With Pope Francis in Havana, in 2016. AP Photo

The future patriarch did not file a lawsuit against the newspaper or against the journalist to avoid, according to Metropolitan Iliarion, then bishop of Vienna and Austria, a scandal that would further damage the Church.

Duty-free importation of tobacco and alcohol was a privilege granted to the IOR by the government of the first president of post-Vietnam Russia, Boris Yeltsin, to compensate him for the losses he suffered during the communist periodfrom which numerous intermediaries ultimately benefited.

The critics

A gift, a wristwatch that he had received a few years ago, put Kirill back in the spotlight of the press in 2009 for reasons other than religious.

During a pastoral visit to Ukraine the local press revealed that it was a Breguet It costs a whopping $30,000.

Kirill, who took vows of poverty when he took the monk’s robes, insisted that the photo published by the Ukrainian press was staged and that with his clothes he cannot wear a wristwatch during religious services.

But the same image, with the clock in question, was published on the official website of the Moscow Patriarchate.

As soon as the photograph was spread, it was withdrawn by the administrators of the page.

The controversy might not have gone any further if it had not been for the fact that they published the image again, this time retouched: without the clock, but its reflection was clearly observed in the varnish from the table where the patriarch rested his arm.

Last year, Putin, who confesses to being an Orthodox believer, imposed on Kirill the order of Saint Andrew, the highest distinction in the country.

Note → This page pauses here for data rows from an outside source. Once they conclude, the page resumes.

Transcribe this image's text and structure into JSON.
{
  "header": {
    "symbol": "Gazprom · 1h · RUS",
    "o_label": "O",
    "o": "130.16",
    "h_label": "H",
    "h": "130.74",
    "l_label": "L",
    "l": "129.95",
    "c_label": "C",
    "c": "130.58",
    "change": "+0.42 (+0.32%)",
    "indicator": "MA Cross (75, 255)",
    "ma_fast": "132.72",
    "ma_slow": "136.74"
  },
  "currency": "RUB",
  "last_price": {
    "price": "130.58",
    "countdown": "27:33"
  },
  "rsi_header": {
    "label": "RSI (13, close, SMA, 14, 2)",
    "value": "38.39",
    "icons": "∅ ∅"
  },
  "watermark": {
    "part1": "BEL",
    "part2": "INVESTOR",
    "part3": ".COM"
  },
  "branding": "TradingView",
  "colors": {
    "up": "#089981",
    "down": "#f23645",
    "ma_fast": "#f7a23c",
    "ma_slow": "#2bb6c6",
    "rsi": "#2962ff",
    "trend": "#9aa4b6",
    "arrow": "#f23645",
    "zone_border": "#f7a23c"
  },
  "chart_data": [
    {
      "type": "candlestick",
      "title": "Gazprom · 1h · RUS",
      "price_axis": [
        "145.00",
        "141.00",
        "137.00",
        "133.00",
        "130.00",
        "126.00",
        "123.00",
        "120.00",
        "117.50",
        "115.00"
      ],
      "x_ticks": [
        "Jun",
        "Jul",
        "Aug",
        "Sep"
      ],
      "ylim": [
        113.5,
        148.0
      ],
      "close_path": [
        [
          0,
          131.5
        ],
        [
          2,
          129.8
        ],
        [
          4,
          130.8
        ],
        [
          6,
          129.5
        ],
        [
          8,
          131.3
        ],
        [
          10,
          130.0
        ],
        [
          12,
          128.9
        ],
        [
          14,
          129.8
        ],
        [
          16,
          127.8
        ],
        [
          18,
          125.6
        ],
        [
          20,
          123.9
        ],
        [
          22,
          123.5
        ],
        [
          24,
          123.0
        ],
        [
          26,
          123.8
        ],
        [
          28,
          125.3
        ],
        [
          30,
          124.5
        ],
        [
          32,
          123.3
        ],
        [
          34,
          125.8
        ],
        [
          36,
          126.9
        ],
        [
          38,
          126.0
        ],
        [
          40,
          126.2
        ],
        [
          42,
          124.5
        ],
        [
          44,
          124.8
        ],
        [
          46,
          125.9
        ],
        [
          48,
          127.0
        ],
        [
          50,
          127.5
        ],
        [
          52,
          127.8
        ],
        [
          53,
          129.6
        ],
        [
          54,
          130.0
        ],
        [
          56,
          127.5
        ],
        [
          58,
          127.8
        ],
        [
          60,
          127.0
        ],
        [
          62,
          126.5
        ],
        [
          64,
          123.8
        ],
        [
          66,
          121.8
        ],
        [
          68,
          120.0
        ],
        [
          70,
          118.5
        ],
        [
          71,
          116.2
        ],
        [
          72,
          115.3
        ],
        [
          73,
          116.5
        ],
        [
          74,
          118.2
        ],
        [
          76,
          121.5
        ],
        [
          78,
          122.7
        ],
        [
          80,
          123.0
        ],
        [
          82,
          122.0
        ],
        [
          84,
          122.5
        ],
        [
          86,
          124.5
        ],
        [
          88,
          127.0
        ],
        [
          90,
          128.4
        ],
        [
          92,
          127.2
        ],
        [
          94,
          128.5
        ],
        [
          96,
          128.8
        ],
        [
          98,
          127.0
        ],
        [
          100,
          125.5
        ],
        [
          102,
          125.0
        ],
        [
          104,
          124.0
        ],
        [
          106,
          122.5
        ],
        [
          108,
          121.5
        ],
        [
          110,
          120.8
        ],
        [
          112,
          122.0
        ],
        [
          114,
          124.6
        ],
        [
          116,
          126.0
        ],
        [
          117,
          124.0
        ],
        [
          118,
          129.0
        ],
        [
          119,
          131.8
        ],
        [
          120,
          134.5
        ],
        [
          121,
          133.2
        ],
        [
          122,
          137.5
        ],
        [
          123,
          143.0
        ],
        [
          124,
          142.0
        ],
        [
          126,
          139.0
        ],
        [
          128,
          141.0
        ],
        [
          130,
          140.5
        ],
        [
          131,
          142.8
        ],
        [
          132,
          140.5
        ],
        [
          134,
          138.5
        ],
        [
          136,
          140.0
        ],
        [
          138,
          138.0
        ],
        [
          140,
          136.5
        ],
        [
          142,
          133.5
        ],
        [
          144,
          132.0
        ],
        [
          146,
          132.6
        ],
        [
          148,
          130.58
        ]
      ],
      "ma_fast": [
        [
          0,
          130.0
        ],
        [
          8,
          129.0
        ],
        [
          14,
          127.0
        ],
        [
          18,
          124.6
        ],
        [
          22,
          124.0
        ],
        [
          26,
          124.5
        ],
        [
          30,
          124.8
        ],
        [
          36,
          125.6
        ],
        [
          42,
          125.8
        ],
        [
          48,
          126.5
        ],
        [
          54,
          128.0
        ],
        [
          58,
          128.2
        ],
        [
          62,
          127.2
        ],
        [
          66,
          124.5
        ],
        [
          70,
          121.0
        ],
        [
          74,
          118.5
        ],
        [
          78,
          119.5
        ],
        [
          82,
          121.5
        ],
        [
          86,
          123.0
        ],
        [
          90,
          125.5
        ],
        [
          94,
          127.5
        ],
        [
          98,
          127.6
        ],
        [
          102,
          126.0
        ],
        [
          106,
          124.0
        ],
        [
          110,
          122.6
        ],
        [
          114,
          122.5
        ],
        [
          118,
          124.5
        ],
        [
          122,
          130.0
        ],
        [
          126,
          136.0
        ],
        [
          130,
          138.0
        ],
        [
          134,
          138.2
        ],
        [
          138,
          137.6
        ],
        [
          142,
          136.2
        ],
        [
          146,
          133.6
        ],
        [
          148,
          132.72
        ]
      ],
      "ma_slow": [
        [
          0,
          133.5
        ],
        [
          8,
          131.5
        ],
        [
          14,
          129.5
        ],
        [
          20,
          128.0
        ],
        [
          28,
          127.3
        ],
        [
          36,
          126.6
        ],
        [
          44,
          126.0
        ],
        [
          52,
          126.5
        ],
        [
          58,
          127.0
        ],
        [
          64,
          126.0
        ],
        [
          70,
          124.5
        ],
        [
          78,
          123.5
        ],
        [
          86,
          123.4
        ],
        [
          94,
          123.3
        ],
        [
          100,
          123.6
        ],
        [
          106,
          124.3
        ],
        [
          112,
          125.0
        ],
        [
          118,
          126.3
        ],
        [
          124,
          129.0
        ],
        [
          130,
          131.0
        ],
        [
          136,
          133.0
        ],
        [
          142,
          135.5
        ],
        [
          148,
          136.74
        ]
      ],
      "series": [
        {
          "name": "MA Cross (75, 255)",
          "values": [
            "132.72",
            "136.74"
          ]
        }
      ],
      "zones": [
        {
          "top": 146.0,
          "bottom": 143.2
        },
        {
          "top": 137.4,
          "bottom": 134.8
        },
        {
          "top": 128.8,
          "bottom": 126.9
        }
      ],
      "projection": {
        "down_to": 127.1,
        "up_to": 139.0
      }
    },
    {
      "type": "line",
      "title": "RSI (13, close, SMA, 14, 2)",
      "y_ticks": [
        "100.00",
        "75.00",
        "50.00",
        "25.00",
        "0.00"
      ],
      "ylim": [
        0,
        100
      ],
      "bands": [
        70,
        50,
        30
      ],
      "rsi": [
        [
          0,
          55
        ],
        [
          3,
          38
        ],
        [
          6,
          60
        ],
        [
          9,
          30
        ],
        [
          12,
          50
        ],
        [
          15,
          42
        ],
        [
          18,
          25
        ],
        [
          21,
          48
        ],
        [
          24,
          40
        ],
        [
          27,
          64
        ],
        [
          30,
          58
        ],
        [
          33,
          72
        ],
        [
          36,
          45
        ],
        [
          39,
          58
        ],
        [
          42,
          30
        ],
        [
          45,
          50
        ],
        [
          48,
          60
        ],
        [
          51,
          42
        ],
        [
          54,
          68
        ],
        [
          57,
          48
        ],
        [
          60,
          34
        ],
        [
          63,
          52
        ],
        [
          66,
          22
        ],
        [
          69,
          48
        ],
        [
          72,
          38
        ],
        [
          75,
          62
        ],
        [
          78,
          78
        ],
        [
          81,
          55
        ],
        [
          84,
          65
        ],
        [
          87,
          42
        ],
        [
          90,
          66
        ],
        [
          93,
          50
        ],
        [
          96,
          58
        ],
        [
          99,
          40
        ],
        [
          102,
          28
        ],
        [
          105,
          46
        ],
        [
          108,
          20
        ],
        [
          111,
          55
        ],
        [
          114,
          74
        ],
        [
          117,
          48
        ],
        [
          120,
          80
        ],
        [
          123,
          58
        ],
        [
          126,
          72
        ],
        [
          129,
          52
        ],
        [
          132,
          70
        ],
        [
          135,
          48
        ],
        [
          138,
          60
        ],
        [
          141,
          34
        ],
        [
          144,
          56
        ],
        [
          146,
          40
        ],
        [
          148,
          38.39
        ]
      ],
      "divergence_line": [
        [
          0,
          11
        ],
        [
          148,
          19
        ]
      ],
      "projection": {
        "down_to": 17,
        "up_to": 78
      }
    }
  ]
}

“We are aware that we live in a happy country (…). Today Russia advances along its historical path with a great reserve of solidity,” said the head of the IOR when thanking the distinction.

Kirill has never stinted in praising Putin: in 2012 he called Putin’s election a “miracle of God” and the president himself as “the only defender of Christianity in the world.”

Unlike his grandfather, a priest victim of Stalinist repression, Kirill — his civil name is Vladimir Gundiayev — found his place in the apparatus of the Church in Soviet times, subjected to the regime.

In 1965, at the age of 19, he entered the seminary in his hometown of Leningrad (today Saint Petersburg) and he becomes a monk four years later.

He accesses his first diplomatic post since 1971 and in 1989 directs the department of foreign relations, equivalent to a Ministry of Foreign Affairs.

This race has fueled suspicions of close ties to the KGB, the secret services, who relied on the ecclesial institution to spy on the faithful.